The Cenikor Foundation said the workers’ pay goes to offset the cost of their participation in a two-year work-rehabilitation program.
“It’s the closest thing to slavery,” said Logan Tullier, a former Cenikor participant who worked 10 hours a day at oil refineries, and laying steel rebar in 115-degree heat. “We were making them all the money.”
Over the years the foundation has sent its patients to work for over 300 companies. according to the advocate.com in an article written by reporters for the Center for Investigative Reporting.
Working so many hours a day leaves little time for rehabilitative programs, the article noted.
Ethan Ewers said the courts ordered him to complete Cenikor’s program and he worked 43 days straight unloading cargo containers in oppressive heat. After working so many days in a row, he was too tired to go to meetings or groups.

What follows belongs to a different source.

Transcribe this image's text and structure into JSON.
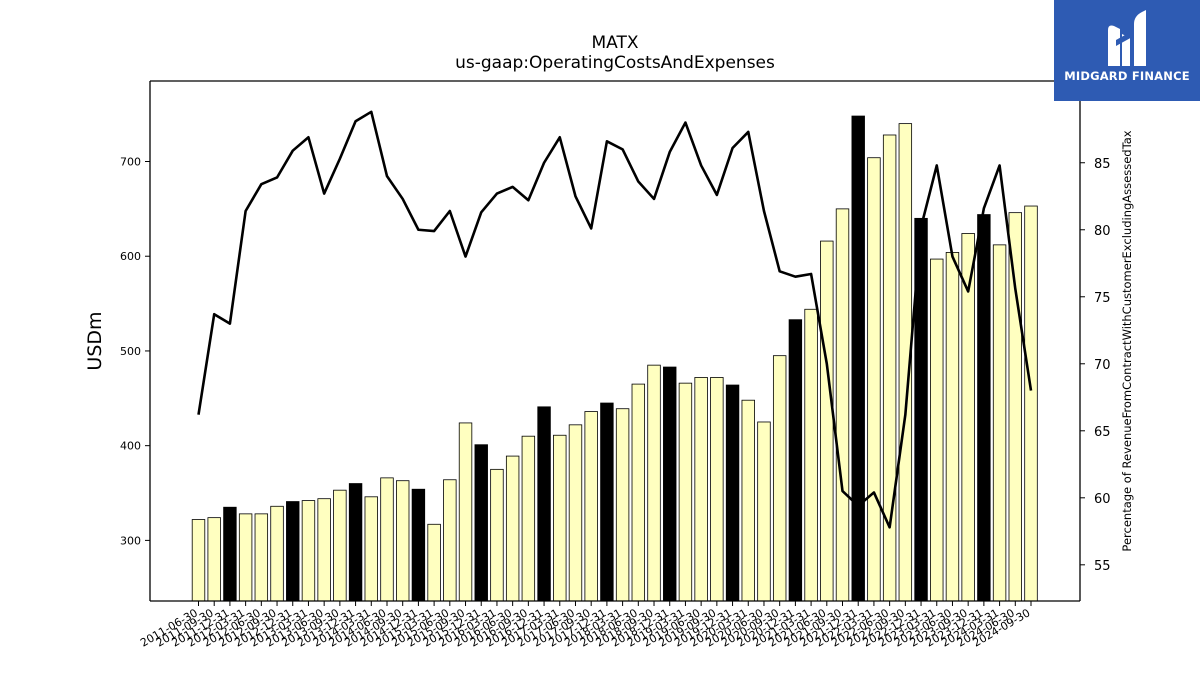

“I said, ‘You need to give me a day off because I can’t do this anymore,’ “Ewers said he told Cenikor brass. “It was absolutely ridiculous.”
Cenikor charges less than temp agencies and its staff members get incentives to work the clients long hours. The more money staff brought in, the bigger their bonuses, the research revealed.
Some of Cenikor’s patients are working up to 80 hours a week, not seeing any of the money and at risk for injury and other health issues, according to the article. One worker died of job injuries in 1995.
Bill Bailey, Cenikor’s chief executive officer, earned more than $400,000 in 2017. theadvocate.com reported he repeatedly declined requests for comment. But in a statement, Cenikor officials said the work provides “a career path for clients to be hired by companies who traditionally do not hire those with felony convictions, allowing them to return to a life of being a responsible, contributing member of society.”
Fewer than eight percent of those who entered Cenikor graduate from the program, and therefore never receive a job that pays, the article noted.
Cenikor insists that they follow all state and federal laws.
However, the Supreme Court ruled in 1985 that work- ing for free in a nonprofit — even one with a rehabilitative purpose — was a violation of federal labor law.
According to theadvocate. com, research has found that many drug rehab programs throughout the country have become “little more than lucrative work camps for private industry.”